The majority of my friends don’t listen to trap; they say that the lyrics have no meaning, and they’re sometimes not even saying words. Now, of course, to rap heads that have been used to the amazing wordplay of whichever 90’s rapper their dad had on vinyl, the likes of Migos, Desiigner and Yachty are blasphemy, and in some ways I do indeed agree with them. But these young men and women making trap music grew up on the exact same tracks we were, however their culture of guns, drugs, and sipping lean, helps to develop an entirely new form of music that, love it or hate it, is here to stay.



Just as pioneers such as Kool DJ Herc or Grandmaster flash developed the genre of hip-hop beats from ‘breaks’ in reggae and R&B tunes, we have trap pioneers who are drastically changing the way we see rap and rap culture. KRS-one did an awesome lecture on hip-hop,  where he talks about rap not being the beats, the lyrics or the art itself, but rather the attitude that produces them, and if you look at these new wave rappers and the lifestyle they live, their attitude is very similar to that of your Biggies or your Tupac’s.

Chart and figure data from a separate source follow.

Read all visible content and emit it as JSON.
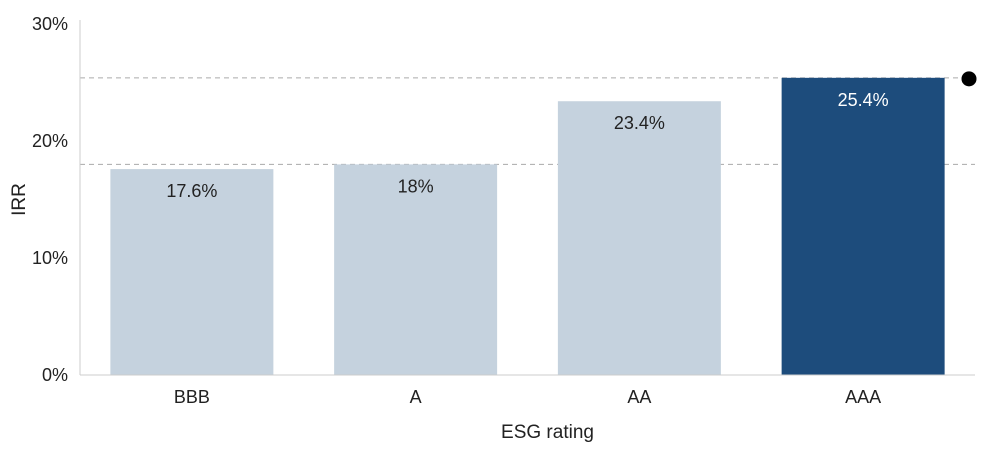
{
  "chart_data": {
    "type": "bar",
    "categories": [
      "BBB",
      "A",
      "AA",
      "AAA"
    ],
    "values": [
      17.6,
      18,
      23.4,
      25.4
    ],
    "value_labels": [
      "17.6%",
      "18%",
      "23.4%",
      "25.4%"
    ],
    "xlabel": "ESG rating",
    "ylabel": "IRR",
    "ylim": [
      0,
      30
    ],
    "yticks": [
      0,
      10,
      20,
      30
    ],
    "ytick_labels": [
      "0%",
      "10%",
      "20%",
      "30%"
    ],
    "reference_lines": [
      18,
      25.4
    ],
    "grid": false,
    "colors": {
      "bar": "#c5d2de",
      "highlight_bar": "#1d4c7c",
      "label_dark": "#222222",
      "label_light": "#ffffff",
      "reference_line": "#aaaaaa",
      "axis": "#cccccc",
      "marker": "#000000"
    },
    "highlight_index": 3
  }
}
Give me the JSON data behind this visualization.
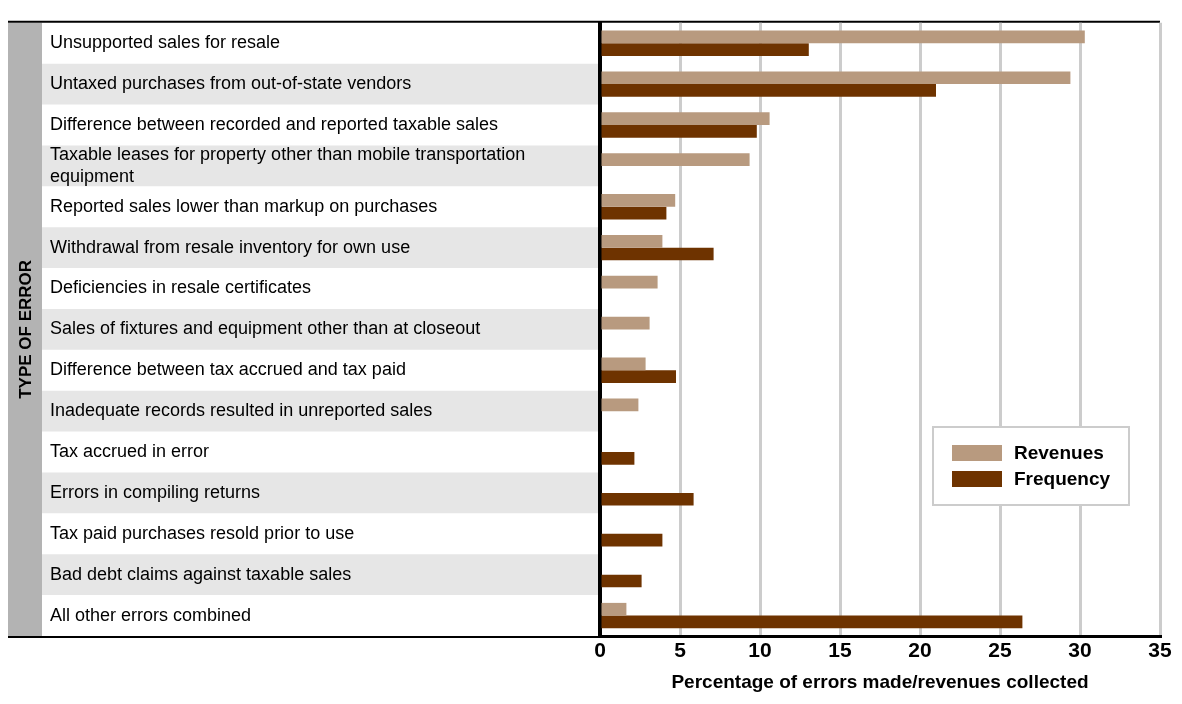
{
  "chart_data": {
    "type": "bar",
    "orientation": "horizontal",
    "xlabel": "Percentage of errors made/revenues collected",
    "ylabel": "TYPE OF ERROR",
    "categories": [
      "Unsupported sales for resale",
      "Untaxed purchases from out-of-state vendors",
      "Difference between recorded and reported taxable sales",
      "Taxable leases for property other than mobile transportation equipment",
      "Reported sales lower than markup on purchases",
      "Withdrawal from resale inventory for own use",
      "Deficiencies in resale certificates",
      "Sales of fixtures and equipment other than at closeout",
      "Difference between tax accrued and tax paid",
      "Inadequate records resulted in unreported sales",
      "Tax accrued in error",
      "Errors in compiling returns",
      "Tax paid purchases resold prior to use",
      "Bad debt claims against taxable sales",
      "All other errors combined"
    ],
    "series": [
      {
        "name": "Revenues",
        "color": "#b89a7f",
        "values": [
          30.3,
          29.4,
          10.6,
          9.35,
          4.7,
          3.9,
          3.6,
          3.1,
          2.85,
          2.4,
          null,
          null,
          null,
          null,
          1.65
        ]
      },
      {
        "name": "Frequency",
        "color": "#6e3300",
        "values": [
          13.05,
          21.0,
          9.8,
          null,
          4.15,
          7.1,
          null,
          null,
          4.75,
          null,
          2.15,
          5.85,
          3.9,
          2.6,
          26.4
        ]
      }
    ],
    "xlim": [
      0,
      35
    ],
    "xticks": [
      0,
      5,
      10,
      15,
      20,
      25,
      30,
      35
    ],
    "grid": "x",
    "legend": "bottom right"
  }
}
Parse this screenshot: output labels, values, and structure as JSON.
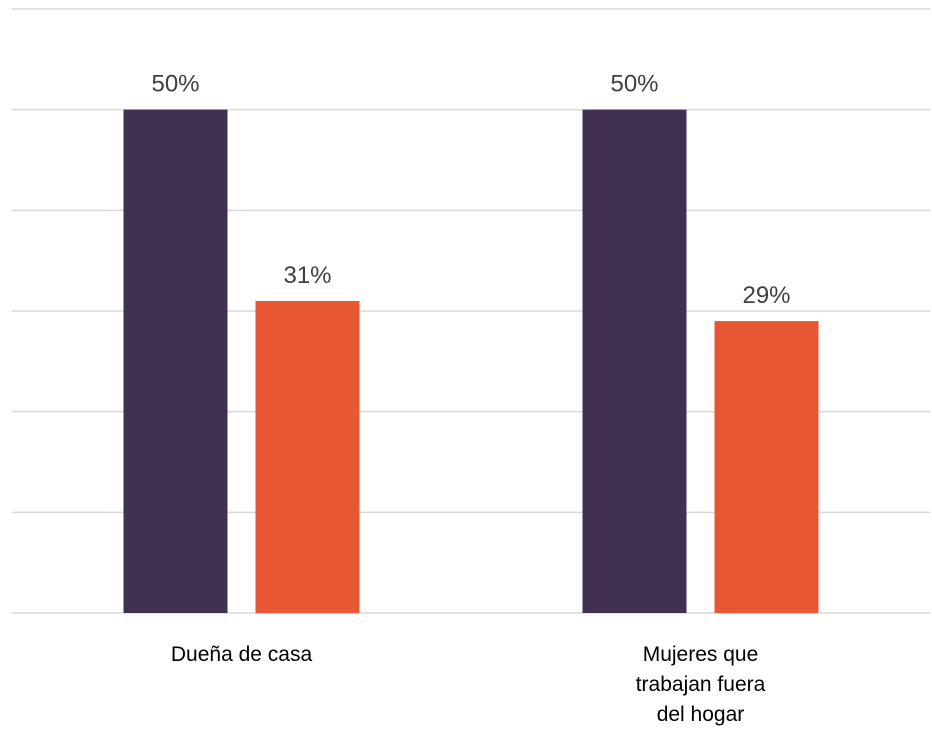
{
  "chart_data": {
    "type": "bar",
    "categories": [
      [
        "Dueña de casa"
      ],
      [
        "Mujeres que",
        "trabajan fuera",
        "del hogar"
      ]
    ],
    "series": [
      {
        "values": [
          50,
          50
        ],
        "labels": [
          "50%",
          "50%"
        ],
        "color": "#403152"
      },
      {
        "values": [
          31,
          29
        ],
        "labels": [
          "31%",
          "29%"
        ],
        "color": "#e85733"
      }
    ],
    "title": "",
    "xlabel": "",
    "ylabel": "",
    "ylim": [
      0,
      60
    ],
    "grid": true,
    "legend": "none"
  }
}
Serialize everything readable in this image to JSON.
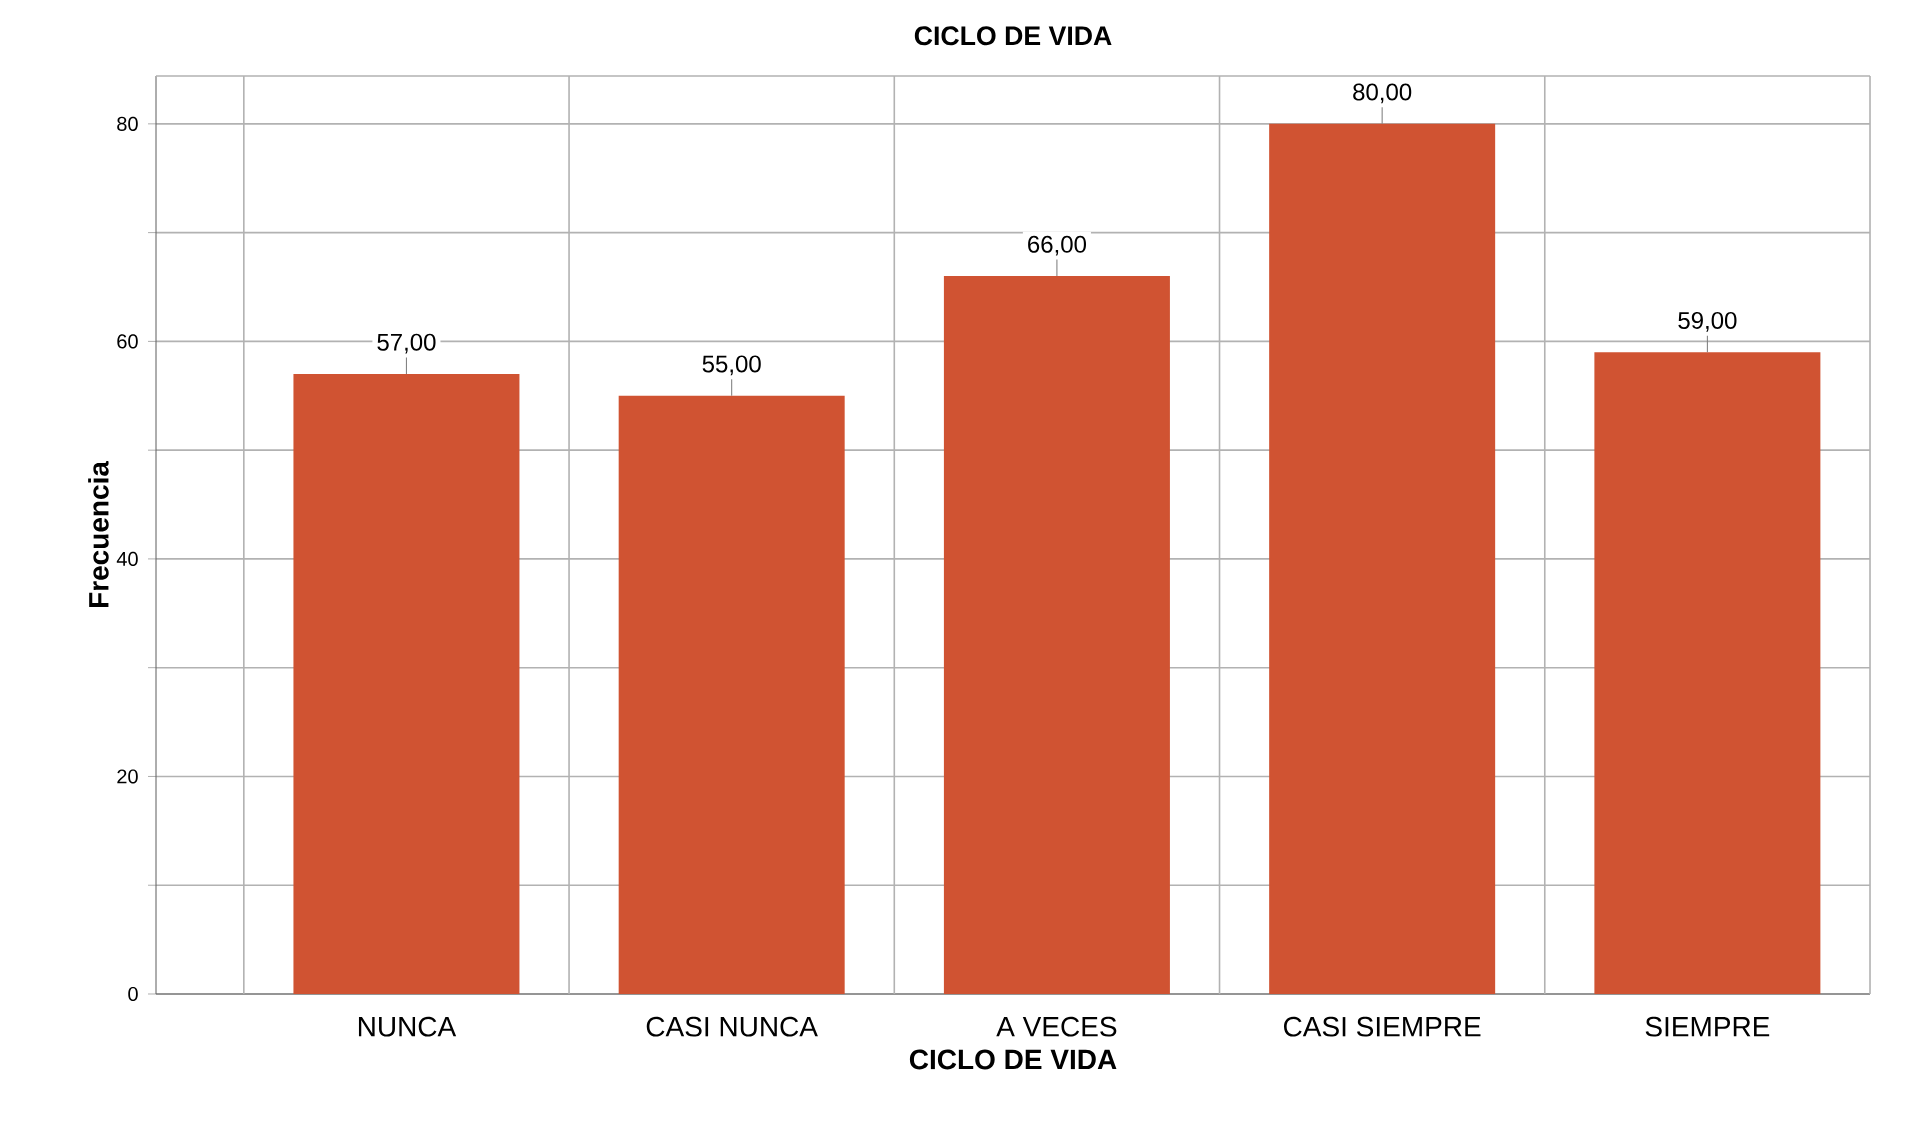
{
  "chart_data": {
    "type": "bar",
    "title": "CICLO DE VIDA",
    "xlabel": "CICLO DE VIDA",
    "ylabel": "Frecuencia",
    "categories": [
      "NUNCA",
      "CASI NUNCA",
      "A VECES",
      "CASI SIEMPRE",
      "SIEMPRE"
    ],
    "values": [
      57,
      55,
      66,
      80,
      59
    ],
    "value_labels": [
      "57,00",
      "55,00",
      "66,00",
      "80,00",
      "59,00"
    ],
    "color": "#d05332",
    "ylim": [
      0,
      84.4
    ],
    "yticks": [
      0,
      {
        "value": 10,
        "label": null
      },
      20,
      {
        "value": 30,
        "label": null
      },
      40,
      {
        "value": 50,
        "label": null
      },
      60,
      {
        "value": 70,
        "label": null
      },
      80
    ],
    "grid": true
  }
}
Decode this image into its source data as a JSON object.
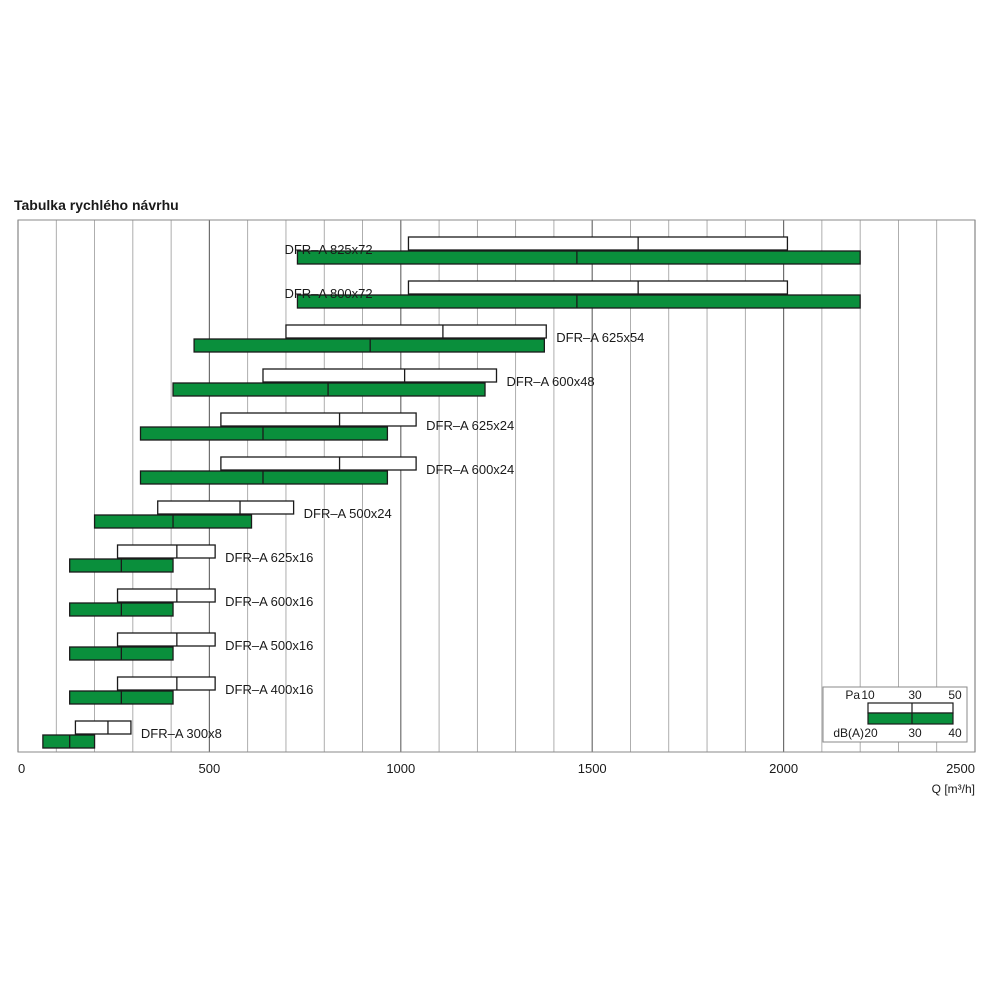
{
  "chart_data": {
    "type": "bar",
    "title": "Tabulka rychlého návrhu",
    "xlabel": "Q [m³/h]",
    "xlim": [
      0,
      2500
    ],
    "x_ticks": [
      0,
      500,
      1000,
      1500,
      2000,
      2500
    ],
    "x_tick_labels": [
      "0",
      "500",
      "1000",
      "1500",
      "2000",
      "2500"
    ],
    "grid": true,
    "grid_step": 100,
    "legend_position": "bottom-right",
    "colors": {
      "pressure_bar": "#ffffff",
      "sound_bar": "#0a8f3c",
      "border": "#1a1a1a",
      "grid": "#9a9a9a"
    },
    "legend": {
      "pressure": {
        "label": "Pa",
        "ticks": [
          "10",
          "30",
          "50"
        ]
      },
      "sound": {
        "label": "dB(A)",
        "ticks": [
          "20",
          "30",
          "40"
        ]
      }
    },
    "series": [
      {
        "name": "Pa"
      },
      {
        "name": "dB(A)"
      }
    ],
    "rows": [
      {
        "label": "DFR–A 825x72",
        "label_side": "left",
        "pressure": [
          1020,
          1620,
          2010
        ],
        "sound": [
          730,
          1460,
          2200
        ]
      },
      {
        "label": "DFR–A 800x72",
        "label_side": "left",
        "pressure": [
          1020,
          1620,
          2010
        ],
        "sound": [
          730,
          1460,
          2200
        ]
      },
      {
        "label": "DFR–A 625x54",
        "label_side": "right",
        "pressure": [
          700,
          1110,
          1380
        ],
        "sound": [
          460,
          920,
          1375
        ]
      },
      {
        "label": "DFR–A 600x48",
        "label_side": "right",
        "pressure": [
          640,
          1010,
          1250
        ],
        "sound": [
          405,
          810,
          1220
        ]
      },
      {
        "label": "DFR–A 625x24",
        "label_side": "right",
        "pressure": [
          530,
          840,
          1040
        ],
        "sound": [
          320,
          640,
          965
        ]
      },
      {
        "label": "DFR–A 600x24",
        "label_side": "right",
        "pressure": [
          530,
          840,
          1040
        ],
        "sound": [
          320,
          640,
          965
        ]
      },
      {
        "label": "DFR–A 500x24",
        "label_side": "right",
        "pressure": [
          365,
          580,
          720
        ],
        "sound": [
          200,
          405,
          610
        ]
      },
      {
        "label": "DFR–A 625x16",
        "label_side": "right",
        "pressure": [
          260,
          415,
          515
        ],
        "sound": [
          135,
          270,
          405
        ]
      },
      {
        "label": "DFR–A 600x16",
        "label_side": "right",
        "pressure": [
          260,
          415,
          515
        ],
        "sound": [
          135,
          270,
          405
        ]
      },
      {
        "label": "DFR–A 500x16",
        "label_side": "right",
        "pressure": [
          260,
          415,
          515
        ],
        "sound": [
          135,
          270,
          405
        ]
      },
      {
        "label": "DFR–A 400x16",
        "label_side": "right",
        "pressure": [
          260,
          415,
          515
        ],
        "sound": [
          135,
          270,
          405
        ]
      },
      {
        "label": "DFR–A 300x8",
        "label_side": "right",
        "pressure": [
          150,
          235,
          295
        ],
        "sound": [
          65,
          135,
          200
        ]
      }
    ]
  }
}
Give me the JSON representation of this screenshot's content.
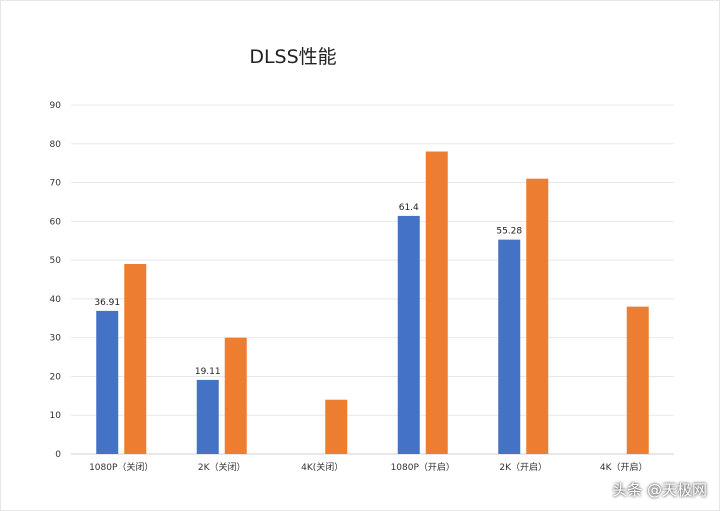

At the end of the day, it is just young men who are trying to break out of the lifestyle they were born in – they are trying to overcome societal pressures, not in a way of conforming to the status quo, but rather by maintaining to do what they do, but just doing it with more swag.

I don’t condone violence or abuse to any person, but if you spit it on a beat that I’ll vibe to then hell yeah I’ll bump the shit out of that.

Just know I’m not taking it seriously, and neither should you. Stop worrying about meaning, or ‘conscious’ rap, and just enjoy your sad, lonely, meaningless existence.